Originally Posted on October 22, 2015.
As is well known, Daniel Craig sounded aghast at the thought of doing another Bond film in a recent interview, and much of the press made a lot of the fact, as they always do when an actor deviates from the achingly bland routine of film promotion.
The reality is that while nothing is so important for an actor's career as having a franchise (so much so that anyone getting one should count themselves very, very lucky), actually having that franchise, and playing the same role again and again and again, makes them restless. This is all the more the case when it is a franchise of big-budget ($250 million!) with a great deal of location work, and long, post-production publicity tours. And of course, it's one thing to endure the grueling routine (with which few non-Bond films compare) at twenty-seven, another to do it at forty-seven.
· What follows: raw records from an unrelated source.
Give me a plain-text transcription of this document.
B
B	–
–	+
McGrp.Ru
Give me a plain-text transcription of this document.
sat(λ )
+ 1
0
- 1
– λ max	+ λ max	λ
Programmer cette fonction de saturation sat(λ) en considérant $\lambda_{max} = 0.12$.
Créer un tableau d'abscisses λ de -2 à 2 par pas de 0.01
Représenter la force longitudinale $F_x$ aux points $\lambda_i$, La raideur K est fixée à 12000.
In fact, there's a long tradition of Bonds getting fed up with just this aspect of the series, going back at least to Sean Connery in You Only Live Twice.
There is, too, the problem of lengthy association with the franchise. One can do only so many movies--and then what? In contrast with a good many other roles, the role is not identified with the actor, but the actor with the role, and especially if they stick with it for too long, what comes afterward is apt to be an anti-climax. (Take, for example, Roger Moore's long career of William Shatner-like self-parody in movies like Spice World. Indeed, even Sean Connery had a hard time moving past it, even if he did ultimately succeed.)
And again, Craig's age matters. By the time the next Bond film comes out, he could be fifty--and while in this post-Expendables age being a fiftysomething action hero is less implausible than it used to be (Vin Diesel's still playing Dom Toretto is actually much more bizarre given the youth orientation of the Fast and Furious series), the audience has a very fixed idea of Bond as eternally thirtysomething which makes it more of a problem. And it can understandably seem better not to overstay one's welcome (and spare oneself the kind of brutal press Moore was getting by the time of A View to a Kill).
Still, even the spontaneous remarks of the publicity tour are often as "unscripted" as a reality show. Craig might have been blowing off some genuine steam--but it could also have been a trial balloon, one which achieved the predictable effect, eliciting both expressions of stupid shock, and speculation about who might succeed Craig in the role.
Shea Serrano, at least, managed to be interesting as he went about the old game, making a case for Groot getting the job--which actually would be something worth writing about.